Manitowoc
"Manitowoc built submarines during World War II, and one of them is still docked right downtown to prove it."
A Lake Michigan shipbuilding city where you can still climb down into a fully intact World War II submarine docked a few blocks from Main Street. Lia, mildly claustrophobic, made it through the whole hull tour and only grabbed my arm twice.
Manitowoc built its economy on the Manitowoc River’s mouth into Lake Michigan, first as a shipbuilding center for schooners and Great Lakes freighters, then, during World War II, as one of the unlikeliest submarine manufacturers in the country — a landlocked-feeling Wisconsin city that turned out 28 fleet submarines, launched sideways into the river because the channel was too narrow for a bow-first launch, then floated down the Mississippi to reach open ocean. Lia found that detail almost unbelievable until we saw the actual river and understood exactly why they had to get creative.

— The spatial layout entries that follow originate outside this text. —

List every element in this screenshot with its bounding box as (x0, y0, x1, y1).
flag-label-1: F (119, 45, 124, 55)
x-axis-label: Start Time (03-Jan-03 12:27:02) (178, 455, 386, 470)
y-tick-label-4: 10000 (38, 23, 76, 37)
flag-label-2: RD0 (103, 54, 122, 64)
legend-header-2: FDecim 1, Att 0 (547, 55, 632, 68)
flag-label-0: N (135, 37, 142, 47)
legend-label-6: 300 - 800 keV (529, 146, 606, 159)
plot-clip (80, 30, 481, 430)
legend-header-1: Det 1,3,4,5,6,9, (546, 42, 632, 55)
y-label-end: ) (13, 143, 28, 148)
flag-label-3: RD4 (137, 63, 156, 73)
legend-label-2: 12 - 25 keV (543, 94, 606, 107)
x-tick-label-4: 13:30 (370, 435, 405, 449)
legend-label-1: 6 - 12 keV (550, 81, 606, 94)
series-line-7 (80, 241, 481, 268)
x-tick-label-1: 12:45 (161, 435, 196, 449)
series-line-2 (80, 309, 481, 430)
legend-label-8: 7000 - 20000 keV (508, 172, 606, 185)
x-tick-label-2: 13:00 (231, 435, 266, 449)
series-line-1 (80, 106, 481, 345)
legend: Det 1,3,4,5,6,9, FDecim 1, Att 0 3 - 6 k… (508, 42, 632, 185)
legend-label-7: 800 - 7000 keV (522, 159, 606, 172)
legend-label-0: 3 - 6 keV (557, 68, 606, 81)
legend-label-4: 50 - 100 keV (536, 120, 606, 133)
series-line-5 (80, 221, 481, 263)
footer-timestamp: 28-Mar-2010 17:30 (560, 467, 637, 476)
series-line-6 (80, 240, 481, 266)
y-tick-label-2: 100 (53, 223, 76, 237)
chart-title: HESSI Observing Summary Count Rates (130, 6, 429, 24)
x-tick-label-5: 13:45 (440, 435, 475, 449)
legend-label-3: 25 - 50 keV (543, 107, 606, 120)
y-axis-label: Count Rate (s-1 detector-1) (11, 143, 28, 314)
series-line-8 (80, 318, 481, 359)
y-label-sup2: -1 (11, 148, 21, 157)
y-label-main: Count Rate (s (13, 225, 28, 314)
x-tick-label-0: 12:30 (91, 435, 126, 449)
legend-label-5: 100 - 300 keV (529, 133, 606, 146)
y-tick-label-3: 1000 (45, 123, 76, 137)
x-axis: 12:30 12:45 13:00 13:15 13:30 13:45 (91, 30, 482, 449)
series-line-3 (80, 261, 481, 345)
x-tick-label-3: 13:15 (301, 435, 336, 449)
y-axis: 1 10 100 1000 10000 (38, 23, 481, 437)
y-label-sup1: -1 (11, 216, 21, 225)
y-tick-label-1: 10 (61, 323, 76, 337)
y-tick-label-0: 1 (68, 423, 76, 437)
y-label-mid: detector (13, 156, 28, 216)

The USS Cobia and the Maritime Museum
The USS Cobia, a Gato-class submarine of the same design built here (though she served from a different shipyard), is now permanently docked beside the Wisconsin Maritime Museum and open for full self-guided tours through every compartment — torpedo rooms, the cramped galley, officers’ bunks stacked inches apart. Climbing through the narrow hatches gave us a visceral sense of what a wartime patrol must have felt like, sealed underwater for weeks with dozens of other men in a space barely wider than a hallway.

The car ferry and the lakefront
Manitowoc is also the mainland port for the SS Badger, a coal-fired car ferry that’s crossed Lake Michigan to Ludington, Michigan since 1953 and remains the last such ferry operating on the Great Lakes — we watched it depart from the lakefront one evening, its distinctive black-and-white hull pulling out past the breakwater, a genuine working relic rather than a tourist reenactment. Afterward we walked the quiet lakefront park as the shipyard cranes across the river went dark for the night.
Getting There
Green Bay Austin Straubel International Airport (GRB) is the closest with commercial service, about 45 minutes north. Milwaukee Mitchell International (MKE) is roughly an hour and a half south. A car is necessary for getting around Manitowoc and reaching the ferry terminal.